Forgive the rant.
Whilst I have little sympathy for HMRC’s attitude throughout the EU, OECD and FATCA “negotiations” on trusts, the main issue is that the Anglo-Welsh 1925 legislation is not built on the basis of absolute property rights as known in civil law, but on better claims to title - even at law. It was against that evolving feudal context that the Chancery courts elaborated uses and then trusts. That principle of relative property rights is entrenched quasi-constitutional principle but does not correspond even to other jurisdictions denominated as “anglo-saxon” where the “British” Monarch has a different role en droit (in right), if any at all. Trusts of Land or trust conveyancing beyond Anglesey, Carlisle and Dover?

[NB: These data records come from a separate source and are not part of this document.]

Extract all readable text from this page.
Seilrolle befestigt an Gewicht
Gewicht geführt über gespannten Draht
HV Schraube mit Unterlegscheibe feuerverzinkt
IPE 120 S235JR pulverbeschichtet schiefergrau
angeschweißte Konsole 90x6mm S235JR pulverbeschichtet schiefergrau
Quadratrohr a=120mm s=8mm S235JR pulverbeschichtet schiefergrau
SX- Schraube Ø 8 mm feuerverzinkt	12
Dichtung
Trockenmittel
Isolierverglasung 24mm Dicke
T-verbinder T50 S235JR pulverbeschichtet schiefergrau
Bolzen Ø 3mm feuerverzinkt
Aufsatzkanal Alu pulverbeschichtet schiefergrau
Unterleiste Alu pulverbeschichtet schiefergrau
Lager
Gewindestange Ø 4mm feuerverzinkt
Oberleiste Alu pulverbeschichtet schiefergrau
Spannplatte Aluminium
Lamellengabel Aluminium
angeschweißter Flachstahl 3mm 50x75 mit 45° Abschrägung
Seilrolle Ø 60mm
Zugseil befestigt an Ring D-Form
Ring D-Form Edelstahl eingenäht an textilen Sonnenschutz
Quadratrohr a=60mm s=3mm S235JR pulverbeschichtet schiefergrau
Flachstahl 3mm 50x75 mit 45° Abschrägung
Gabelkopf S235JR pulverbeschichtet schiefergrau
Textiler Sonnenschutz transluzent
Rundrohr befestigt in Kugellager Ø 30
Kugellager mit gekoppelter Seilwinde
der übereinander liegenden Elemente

If this persists, the UK will be unable to fulfil any Bill of Rights or ECHR obligations as to the protection and respect of anglo-welsh or Scots or NI “property” and “property rights” quite simply because its administration doesn’t know what the term actually means in any given context and is forced to be arbitrary.

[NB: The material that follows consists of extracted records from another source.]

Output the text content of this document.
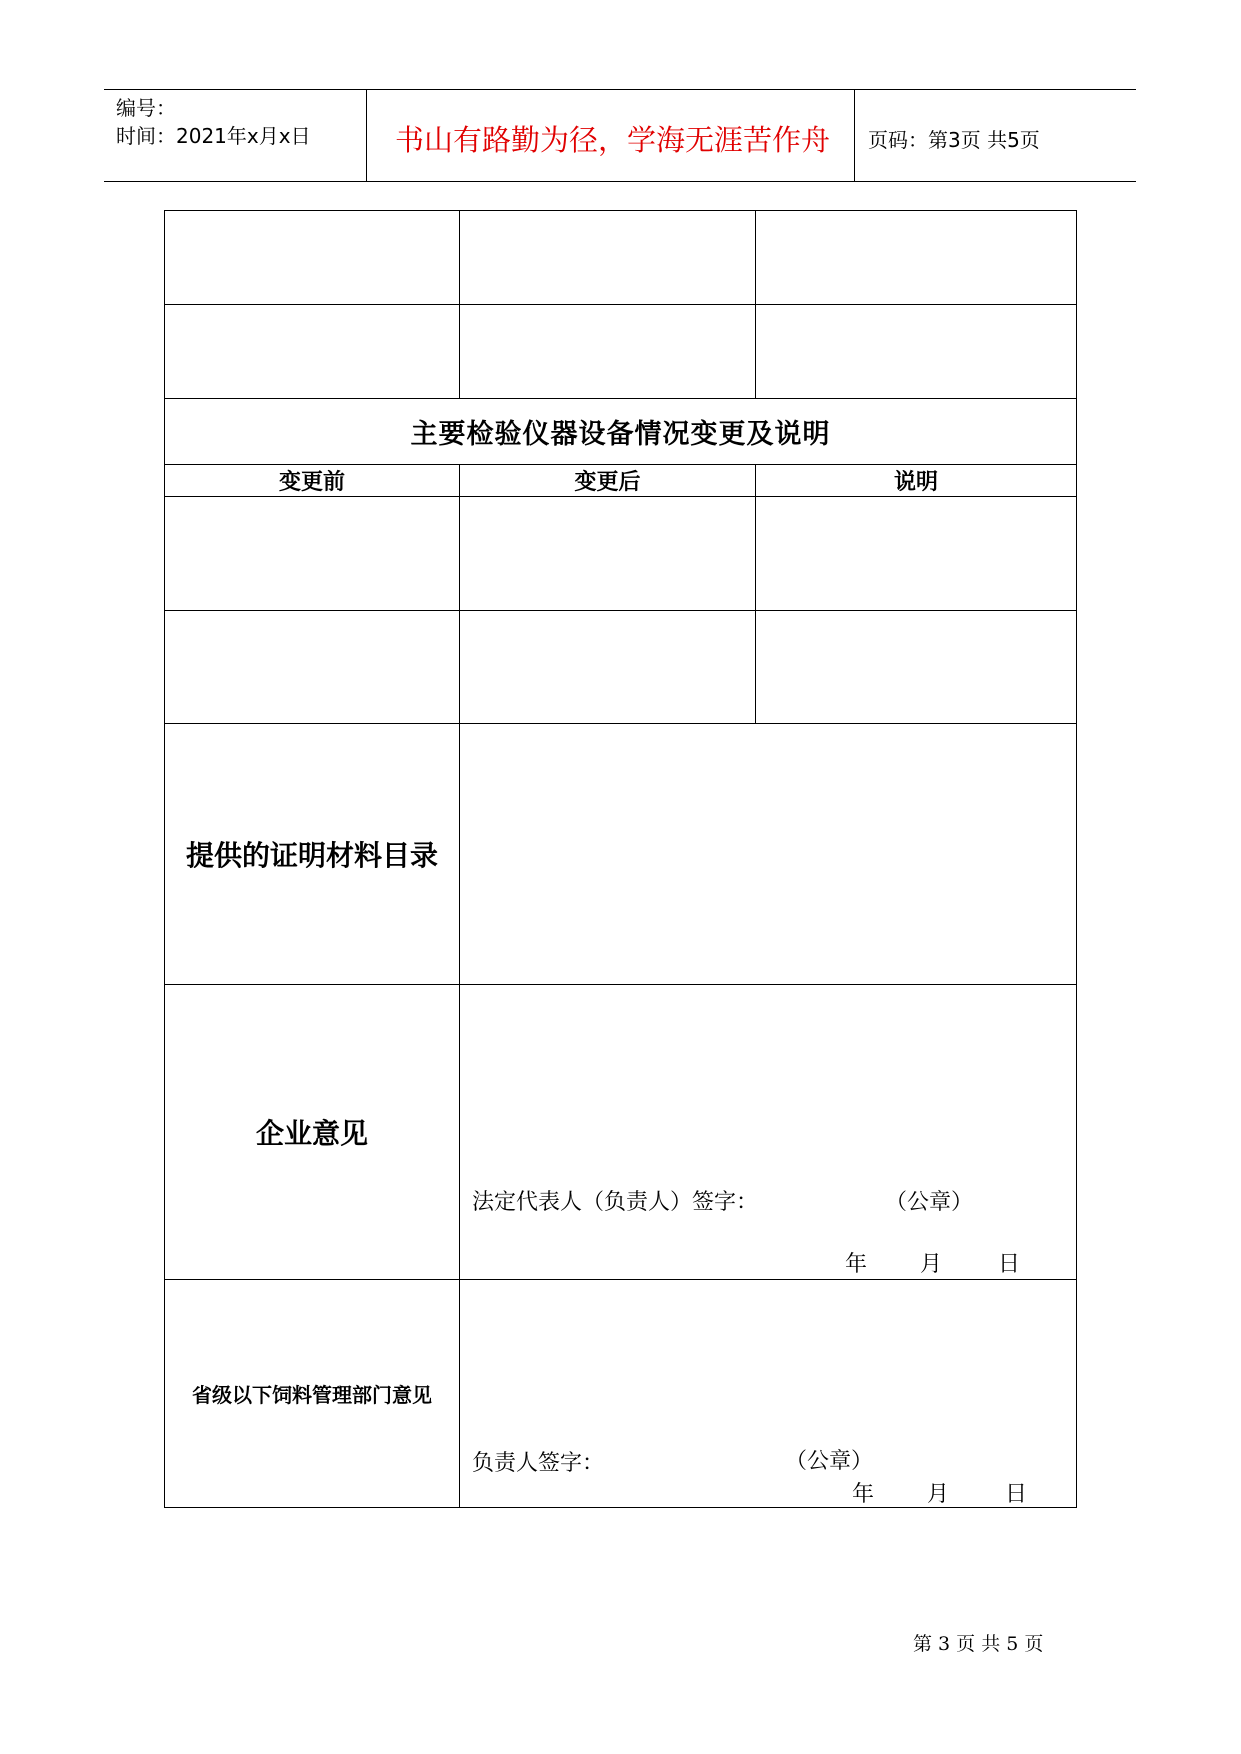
编号：
时间：2021年x月x日	书山有路勤为径，学海无涯苦作舟 页码：第3页 共5页

主要检验仪器设备情况变更及说明		
变更前	变更后	说明

提供的证明材料目录		
企业意见	法定代表人（负责人）签字： （公章）
年 月 日	

省级以下饲料管理部门意见	负责人签字： （公章）
年 月 日	
第 3 页 共 5 页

This not helped by HMRC’s tendency to confuse an absolute (i.e. foreign) real property right with a settlement at the drop of a hat by substituting the lex fori for the law proper to the right. That tendency might be applied to the indigenous situation.
How they can expect or be expected to set up a coherent system responding to their Janus or rather Cameronian negotiating position in those organisations encapsulating two contradictory principles eludes me. That is the problem when a Treasury attempts to bite off more than it can eschew.